Leila Saab had never cried over a celebrity death. That changed on Sunday.
When Saab heard that Kobe Bryant died in a helicopter crash, she sobbed uncontrollably.
Because without Kobe, Saab wouldn’t be playing basketball. She wouldn’t be her Bell High School girls basketball team’s DJ on road trips and she wouldn’t have won a City title last year.
Saab moved with her family to Los Angeles from Lebanon in 2008 following the Israel–Hezbollah War that took place in her native country two years prior. She was six years old.
“It was hard,” Saab said during a basketball practice in December. “I liked living there.”
When she got to the United States, Saab was almost immediately introduced to basketball.
“I grew up playing basketball with my cousins,” she said. “I have a lot of cousins that are always watching the games and I thought it was cool so I eventually tried out.”

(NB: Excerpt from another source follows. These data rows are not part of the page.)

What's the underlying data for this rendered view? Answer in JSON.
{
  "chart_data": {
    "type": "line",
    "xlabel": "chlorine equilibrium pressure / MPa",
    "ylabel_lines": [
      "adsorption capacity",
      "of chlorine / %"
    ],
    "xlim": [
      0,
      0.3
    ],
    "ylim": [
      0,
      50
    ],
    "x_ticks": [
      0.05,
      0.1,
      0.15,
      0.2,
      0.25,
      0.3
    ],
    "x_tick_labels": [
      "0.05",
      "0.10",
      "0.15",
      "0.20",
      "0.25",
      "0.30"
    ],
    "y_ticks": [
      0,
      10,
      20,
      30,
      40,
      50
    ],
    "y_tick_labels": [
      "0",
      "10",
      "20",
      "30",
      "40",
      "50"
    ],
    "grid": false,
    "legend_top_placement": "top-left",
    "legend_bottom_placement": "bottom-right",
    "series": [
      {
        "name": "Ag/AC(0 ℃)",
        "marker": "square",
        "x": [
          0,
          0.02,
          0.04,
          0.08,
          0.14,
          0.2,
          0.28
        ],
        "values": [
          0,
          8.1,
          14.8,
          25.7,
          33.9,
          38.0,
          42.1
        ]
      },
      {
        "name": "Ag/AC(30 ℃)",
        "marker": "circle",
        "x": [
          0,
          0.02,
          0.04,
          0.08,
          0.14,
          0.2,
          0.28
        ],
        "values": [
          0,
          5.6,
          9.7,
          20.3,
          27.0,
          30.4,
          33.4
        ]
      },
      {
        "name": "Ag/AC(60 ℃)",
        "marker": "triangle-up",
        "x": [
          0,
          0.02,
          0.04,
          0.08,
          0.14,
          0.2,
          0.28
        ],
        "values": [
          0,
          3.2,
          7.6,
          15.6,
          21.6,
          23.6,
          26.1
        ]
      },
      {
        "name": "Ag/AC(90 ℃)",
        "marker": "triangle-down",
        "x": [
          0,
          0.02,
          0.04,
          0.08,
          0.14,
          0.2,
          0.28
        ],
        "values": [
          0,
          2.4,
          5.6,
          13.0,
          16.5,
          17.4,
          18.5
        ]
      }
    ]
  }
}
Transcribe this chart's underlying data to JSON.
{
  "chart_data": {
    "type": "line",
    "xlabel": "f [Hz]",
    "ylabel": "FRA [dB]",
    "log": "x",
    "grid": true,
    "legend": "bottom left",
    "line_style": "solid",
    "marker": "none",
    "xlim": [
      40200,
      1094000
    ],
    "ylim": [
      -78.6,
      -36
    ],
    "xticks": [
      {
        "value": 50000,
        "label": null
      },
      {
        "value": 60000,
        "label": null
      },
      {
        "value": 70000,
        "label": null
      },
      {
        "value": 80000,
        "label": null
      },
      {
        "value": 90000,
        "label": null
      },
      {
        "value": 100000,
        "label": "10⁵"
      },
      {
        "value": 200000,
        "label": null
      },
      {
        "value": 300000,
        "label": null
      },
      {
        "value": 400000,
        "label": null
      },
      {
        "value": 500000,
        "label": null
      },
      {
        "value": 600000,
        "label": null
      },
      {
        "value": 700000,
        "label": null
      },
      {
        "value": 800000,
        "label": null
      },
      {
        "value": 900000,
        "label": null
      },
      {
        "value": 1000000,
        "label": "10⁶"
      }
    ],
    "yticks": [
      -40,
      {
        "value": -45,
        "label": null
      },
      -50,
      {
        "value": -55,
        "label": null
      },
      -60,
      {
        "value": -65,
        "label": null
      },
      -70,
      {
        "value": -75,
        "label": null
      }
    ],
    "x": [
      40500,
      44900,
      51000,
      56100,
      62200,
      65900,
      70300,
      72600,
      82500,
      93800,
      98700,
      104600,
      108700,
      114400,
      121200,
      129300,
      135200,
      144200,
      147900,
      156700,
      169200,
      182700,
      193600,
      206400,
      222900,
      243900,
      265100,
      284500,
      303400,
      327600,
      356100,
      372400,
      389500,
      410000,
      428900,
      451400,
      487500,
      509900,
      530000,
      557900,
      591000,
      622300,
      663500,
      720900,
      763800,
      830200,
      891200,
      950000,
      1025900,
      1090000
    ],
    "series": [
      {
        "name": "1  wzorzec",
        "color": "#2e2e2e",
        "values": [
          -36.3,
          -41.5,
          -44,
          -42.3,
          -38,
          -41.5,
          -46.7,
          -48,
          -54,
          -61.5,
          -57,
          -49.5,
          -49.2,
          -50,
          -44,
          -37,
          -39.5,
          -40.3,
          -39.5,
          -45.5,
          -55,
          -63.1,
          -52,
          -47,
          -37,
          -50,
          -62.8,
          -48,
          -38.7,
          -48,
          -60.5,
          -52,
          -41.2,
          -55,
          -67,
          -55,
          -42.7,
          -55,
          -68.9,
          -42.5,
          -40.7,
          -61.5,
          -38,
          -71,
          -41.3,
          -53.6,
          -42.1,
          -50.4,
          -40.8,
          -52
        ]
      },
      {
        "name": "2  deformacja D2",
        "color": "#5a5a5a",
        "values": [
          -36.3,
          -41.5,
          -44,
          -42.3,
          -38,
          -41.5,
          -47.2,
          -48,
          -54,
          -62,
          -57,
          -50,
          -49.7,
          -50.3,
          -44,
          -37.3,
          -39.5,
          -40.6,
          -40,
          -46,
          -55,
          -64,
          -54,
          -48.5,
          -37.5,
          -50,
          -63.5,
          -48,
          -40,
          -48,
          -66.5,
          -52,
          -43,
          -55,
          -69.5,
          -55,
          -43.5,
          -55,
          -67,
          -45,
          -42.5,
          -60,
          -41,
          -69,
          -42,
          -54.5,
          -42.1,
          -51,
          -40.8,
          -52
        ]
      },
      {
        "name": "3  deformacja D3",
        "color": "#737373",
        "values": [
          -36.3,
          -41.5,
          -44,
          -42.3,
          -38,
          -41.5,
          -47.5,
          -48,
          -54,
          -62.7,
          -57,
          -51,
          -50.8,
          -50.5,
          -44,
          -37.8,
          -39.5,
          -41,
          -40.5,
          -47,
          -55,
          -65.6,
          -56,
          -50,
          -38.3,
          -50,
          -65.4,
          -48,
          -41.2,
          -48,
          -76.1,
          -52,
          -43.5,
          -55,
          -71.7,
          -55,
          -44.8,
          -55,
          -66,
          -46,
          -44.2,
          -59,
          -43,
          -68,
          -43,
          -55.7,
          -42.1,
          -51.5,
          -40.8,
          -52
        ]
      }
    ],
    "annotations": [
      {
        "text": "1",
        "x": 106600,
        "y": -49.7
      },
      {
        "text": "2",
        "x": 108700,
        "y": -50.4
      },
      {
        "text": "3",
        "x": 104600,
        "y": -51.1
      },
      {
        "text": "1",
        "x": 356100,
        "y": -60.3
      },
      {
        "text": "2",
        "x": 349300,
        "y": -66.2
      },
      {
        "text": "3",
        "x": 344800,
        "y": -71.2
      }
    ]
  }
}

She started playing basketball in seventh grade and then continued in eighth grade, but when she got into high school, she hit a roadblock. Saab made the freshmen team, but her mother wouldn’t let her play. She didn’t feel comfortable with Leila being the only Muslim on the team and she didn’t want her daughter out late at night coming back from road games.
“My mom’s very traditional; she was never going to support me playing basketball,” Leila said.
For most girls in Saab’s situation, that would be that. Bell coach Adrian Castillo has had other Arab girls try out for his team and then make it, only for them to tell him later on that their parents won’t let them play.
“It’s a cultural thing, I get it,” he said.
For Saab, not playing wasn’t an option. She told her mother that her cousin who played on the boys soccer team would be able to help her get home in the evenings and that she didn’t mind being different and wearing her hijab during practice and games. But there was still pushback.
Saab persisted, thinking about Kobe and his Mamba mentality.
“He’s the reason I begged my parents to join the team because his mentality was if you really want something then you go and get it,” she said.
Eventually Leila’s mother gave in, but the agreement was she’d only play one year. When sophomore year rolled around, Saab faced the same predicament. She had made varsity following the tryouts, but she told Castillo she wouldn’t be able to play because it went against her mother’s wishes.
“I had to beg,” Saab said. “I had to get my dad on my side. I had to get my sister on my side. I had to get all of my family members on my side, but none of them really fully supported until my coach talked to my mom and told her how he actually really needed me on the team.”
Castillo made all of the difference.
“It was mom I had to battle with,” he said. “Communication was the key.”
Last season Castillo used a reminder app to notify parents about the team’s whereabouts and whether they were running late or not trekking back from road games. That was enough to convince Saab’s mother to let her play in year two, but she’s made it known to her daughter that she’s still against it.
“She doesn’t support me on it,” Leila said. “But I told her it’s my life. I want to have fun in high school.”
Saab started as a forward on Bell’s City title team last season and has made a great new group of friends thanks to the sport.
“I get along with the other girls very well,” Saab said. “They’re always asking me questions about my religion and I’m always asking them questions as well. We have a strong bond.”
Basketball has taught Saab to be comfortable in her own skin. She’s never encountered another player who wears a hijab, long sleeves and pants to games, and at first that made her uncomfortable.
“I’m the only Muslim playing here, what do I do?” she’d ask herself. “I don’t fit in. I’m different. But then I started to take it as a positive. I’m different, I should continue playing. I wanted to be an inspiration to others. I like helping people and I actually have been an inspiration to others. I have a friend that wants to tryout next year and her mom surprisingly says that I’m a reason why she wants her daughter to try out.”
Throughout her basketball journey, Saab has consistently thought about Kobe, about his mentality, his will, his passion and work ethic.
“He’s like an inspiration to me,” she said.
When it comes to basketball, Leila and her mother have never seen eye-to-eye. But on Sunday when Leila spent the afternoon weeping, there were no questions or eye rolls.
“She got it,” Leila said. “We grew up watching the Lakers. She understood why I was so upset.”